Glasgow’dan Kopenhag’a: İklim değişikliği müzakerelerinde neler oluyor?

Çevre, Şehircilik ve İklim Değişikliği Bakan Yardımcısı ve Türkiye İklim Değişikliği Baş Müzakerecisi Prof. Dr. Mehmet Emin Birpınar, İklim Değişikliği Başkanlığı İklim Finansmanı ve Teşvikler Dairesi Başkanı Elif Gökçe Öz ve İklim Değişikliği Başkanlığı İklim Müzakereleri ve Uluslararası Politakar Dairesi Başkanı Ayşin Turpancı, yazdıkları makaleyle iklim değişikliği müzakerelerini değerlendirdi.

Glasgow’dan Kopenhag’a: İklim değişikliği müzakerelerinde neler oluyor?

Hükümetler Arası Paneli’nin (IPCC) son yıllardaki raporları devamlı olarak iklim değişikliğinin aciliyetini vurgulamaktadır. Maalesef, panelin projeksiyonlarına göre, dünyamız küresel iklim değişikliğini 1,5 derece ile sınırlandırmaktan çok uzak görünüyor.
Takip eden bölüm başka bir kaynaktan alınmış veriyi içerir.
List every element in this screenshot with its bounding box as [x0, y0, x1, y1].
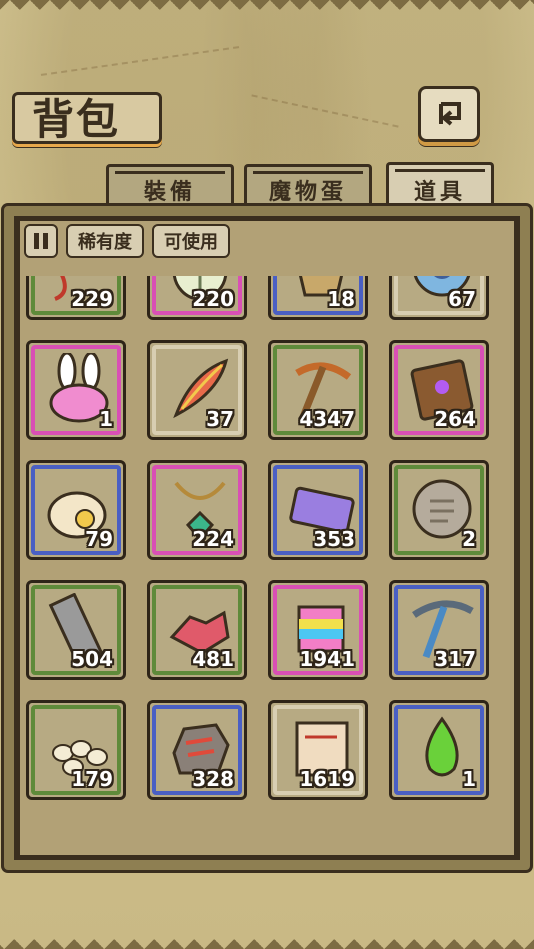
item-slot[interactable]: 264 [389, 340, 489, 440]
tab-label: 道具 [413, 179, 466, 205]
item-slot[interactable]: 317 [389, 580, 489, 680]
tab-label: 魔物蛋 [268, 179, 347, 205]
item-slot[interactable]: 4347 [268, 340, 368, 440]
item-slot[interactable]: 353 [268, 460, 368, 560]
usable-filter-button[interactable]: 可使用 [152, 224, 230, 258]
item-slot[interactable]: 2 [389, 460, 489, 560]
item-count: 224 [192, 527, 234, 551]
item-slot[interactable]: 328 [147, 700, 247, 800]
tab-monster-eggs[interactable]: 魔物蛋 [244, 164, 372, 212]
item-slot[interactable]: 1 [389, 700, 489, 800]
tab-equipment[interactable]: 裝備 [106, 164, 234, 212]
back-button[interactable] [418, 86, 480, 142]
item-slot[interactable]: 79 [26, 460, 126, 560]
item-count: 264 [434, 407, 476, 431]
return-arrow-icon [439, 102, 461, 126]
item-slot[interactable]: 224 [147, 460, 247, 560]
item-count: 353 [313, 527, 355, 551]
sort-order-button[interactable] [24, 224, 58, 258]
tab-label: 裝備 [143, 179, 196, 205]
item-slot[interactable]: 18 [268, 276, 368, 320]
item-count: 2 [462, 527, 476, 551]
item-slot[interactable]: 37 [147, 340, 247, 440]
item-count: 1941 [299, 647, 355, 671]
item-count: 179 [71, 767, 113, 791]
item-count: 504 [71, 647, 113, 671]
item-count: 4347 [299, 407, 355, 431]
item-count: 229 [71, 287, 113, 311]
item-count: 1 [99, 407, 113, 431]
item-count: 481 [192, 647, 234, 671]
item-slot[interactable]: 179 [26, 700, 126, 800]
item-count: 220 [192, 287, 234, 311]
filter-bar: 稀有度 可使用 [24, 224, 230, 258]
bottom-border [0, 931, 534, 949]
top-border [0, 0, 534, 18]
item-slot[interactable]: 1619 [268, 700, 368, 800]
item-grid[interactable]: 229 220 18 67 1 37 4347 264 79 224 353 2 504 481 1941 3… [26, 276, 506, 846]
item-count: 18 [327, 287, 355, 311]
item-slot[interactable]: 229 [26, 276, 126, 320]
item-slot[interactable]: 1941 [268, 580, 368, 680]
rarity-filter-button[interactable]: 稀有度 [66, 224, 144, 258]
item-slot[interactable]: 481 [147, 580, 247, 680]
item-count: 317 [434, 647, 476, 671]
item-slot[interactable]: 67 [389, 276, 489, 320]
item-slot[interactable]: 1 [26, 340, 126, 440]
item-count: 1 [462, 767, 476, 791]
item-count: 67 [448, 287, 476, 311]
item-count: 37 [206, 407, 234, 431]
item-count: 328 [192, 767, 234, 791]
item-count: 79 [85, 527, 113, 551]
item-slot[interactable]: 220 [147, 276, 247, 320]
item-count: 1619 [299, 767, 355, 791]
page-title: 背包 [32, 95, 121, 144]
item-slot[interactable]: 504 [26, 580, 126, 680]
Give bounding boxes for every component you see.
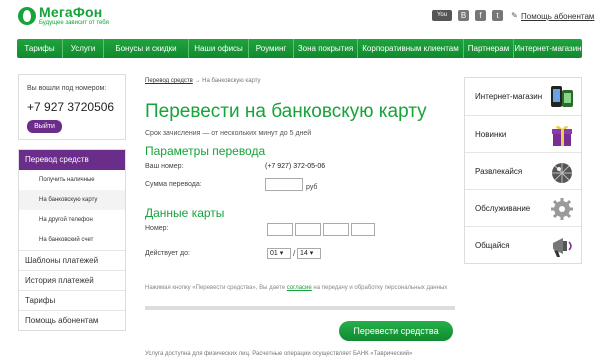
card-number-label: Номер: — [145, 225, 169, 232]
expiry-separator: / — [293, 249, 296, 258]
megaphone-icon — [553, 238, 572, 257]
your-number-label: Ваш номер: — [145, 163, 184, 170]
help-link[interactable]: Помощь абонентам — [521, 12, 594, 21]
sidebar-menu: Перевод средств Получить наличные На бан… — [18, 149, 126, 331]
promo-item-service[interactable]: Обслуживание — [465, 189, 581, 226]
edit-icon[interactable]: ✎ — [509, 10, 520, 21]
promo-panel: Интернет-магазин Новинки Развлекайся Обс… — [464, 77, 582, 264]
gear-icon — [551, 198, 573, 220]
breadcrumb-current: На банковскую карту — [202, 78, 261, 84]
params-heading: Параметры перевода — [145, 144, 266, 158]
expiry-month-select[interactable]: 01 ▾ — [267, 248, 291, 259]
breadcrumb-link[interactable]: Перевод средств — [145, 78, 193, 84]
logout-button[interactable]: Выйти — [27, 120, 62, 133]
transfer-term: Срок зачисления — от нескольких минут до… — [145, 130, 312, 137]
consent-notice: Нажимая кнопку «Перевести средства», Вы … — [145, 285, 448, 291]
expiry-year-select[interactable]: 14 ▾ — [297, 248, 321, 259]
promo-item-communicate[interactable]: Общайся — [465, 226, 581, 263]
twitter-icon[interactable]: t — [492, 10, 503, 21]
phones-icon — [551, 86, 573, 107]
header: МегаФон Будущее зависит от тебя You Tube… — [0, 0, 600, 38]
nav-item-services[interactable]: Услуги — [63, 39, 104, 58]
card-number-part-2[interactable] — [295, 223, 321, 236]
disco-ball-icon — [552, 163, 572, 183]
footnote: Услуга доступна для физических лиц. Расч… — [145, 351, 413, 357]
login-label: Вы вошли под номером: — [27, 85, 107, 92]
card-heading: Данные карты — [145, 206, 225, 220]
promo-item-fun[interactable]: Развлекайся — [465, 152, 581, 189]
logo-slogan: Будущее зависит от тебя — [39, 20, 109, 26]
nav-item-corporate[interactable]: Корпоративным клиентам — [358, 39, 464, 58]
promo-item-news[interactable]: Новинки — [465, 115, 581, 152]
card-number-part-4[interactable] — [351, 223, 375, 236]
valid-until-label: Действует до: — [145, 250, 190, 257]
youtube-icon[interactable]: You Tube — [432, 10, 452, 29]
amount-input[interactable] — [265, 178, 303, 191]
megafon-logo-icon — [18, 6, 36, 25]
sidebar-item-templates[interactable]: Шаблоны платежей — [19, 250, 125, 270]
nav-item-roaming[interactable]: Роуминг — [249, 39, 294, 58]
nav-item-coverage[interactable]: Зона покрытия — [294, 39, 358, 58]
nav-item-tariffs[interactable]: Тарифы — [17, 39, 63, 58]
consent-link[interactable]: согласие — [287, 285, 312, 291]
your-number-value: (+7 927) 372-05-06 — [265, 163, 326, 170]
logo-name: МегаФон — [39, 4, 103, 20]
nav-item-offices[interactable]: Наши офисы — [189, 39, 249, 58]
social-links: You Tube B f t ✎ — [432, 10, 520, 29]
chevron-down-icon: ▾ — [279, 250, 284, 257]
sidebar-subitem-card[interactable]: На банковскую карту — [19, 190, 125, 210]
sidebar-item-transfer[interactable]: Перевод средств — [19, 150, 125, 170]
sidebar-item-tariffs[interactable]: Тарифы — [19, 290, 125, 310]
facebook-icon[interactable]: f — [475, 10, 486, 21]
chevron-down-icon: ▾ — [309, 250, 314, 257]
promo-item-shop[interactable]: Интернет-магазин — [465, 78, 581, 115]
megafon-logo[interactable]: МегаФон Будущее зависит от тебя — [18, 5, 109, 26]
card-number-part-1[interactable] — [267, 223, 293, 236]
nav-item-partners[interactable]: Партнерам — [464, 39, 514, 58]
login-box: Вы вошли под номером: +7 927 3720506 Вый… — [18, 74, 126, 140]
sidebar-subitem-cash[interactable]: Получить наличные — [19, 170, 125, 190]
breadcrumb: Перевод средств → На банковскую карту — [145, 78, 261, 84]
breadcrumb-arrow-icon: → — [194, 78, 201, 84]
progress-bar — [145, 306, 455, 310]
currency-label: руб — [306, 184, 318, 191]
submit-transfer-button[interactable]: Перевести средства — [339, 321, 453, 341]
expiry-year-value: 14 — [300, 250, 308, 257]
page-title: Перевести на банковскую карту — [145, 101, 427, 122]
blog-icon[interactable]: B — [458, 10, 469, 21]
amount-label: Сумма перевода: — [145, 181, 202, 188]
login-phone: +7 927 3720506 — [27, 100, 115, 114]
nav-item-bonuses[interactable]: Бонусы и скидки — [104, 39, 189, 58]
card-number-part-3[interactable] — [323, 223, 349, 236]
sidebar-item-history[interactable]: История платежей — [19, 270, 125, 290]
sidebar-subitem-phone[interactable]: На другой телефон — [19, 210, 125, 230]
nav-item-shop[interactable]: Интернет-магазин — [514, 39, 582, 58]
main-nav: Тарифы Услуги Бонусы и скидки Наши офисы… — [17, 39, 582, 58]
expiry-month-value: 01 — [270, 250, 278, 257]
gift-icon — [552, 125, 572, 146]
sidebar-subitem-bank-account[interactable]: На банковский счет — [19, 230, 125, 250]
sidebar-item-help[interactable]: Помощь абонентам — [19, 310, 125, 330]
Söz konusu projeksiyonlar gezegenimizin ekolojik bir felakete doğru gittiğini gösteriyor. Bu durum iklim değişikliğini uluslararası gündemin odağına koymak zorunda olduğumuzu gösteriyor.

Geçen yıl kasım ayında Birleşik Krallık ev sahipliğinde düzenlenen Taraflar Konferansı'nın (COP26) 26. oturumunda iklim değişikliğiyle mücadeleye ivme kazandıracak önemli kararlar alındı. Glasgow İklim Paktı’nda emisyon azaltımı çalışmalarını hızlandırmak için bir çalışma grubunun kurulması, azaltılamayan kömüre dayalı gücün aşamalı olarak devreden çıkarılması, adaptasyon finansmanının iki katına çıkarılması, kayıp ve hasara ilişkin teknik çalışmalara destek verilmesi ve iklim finansmanına ilişkin küresel sayısal hedefin önemine dair kararlar alındı.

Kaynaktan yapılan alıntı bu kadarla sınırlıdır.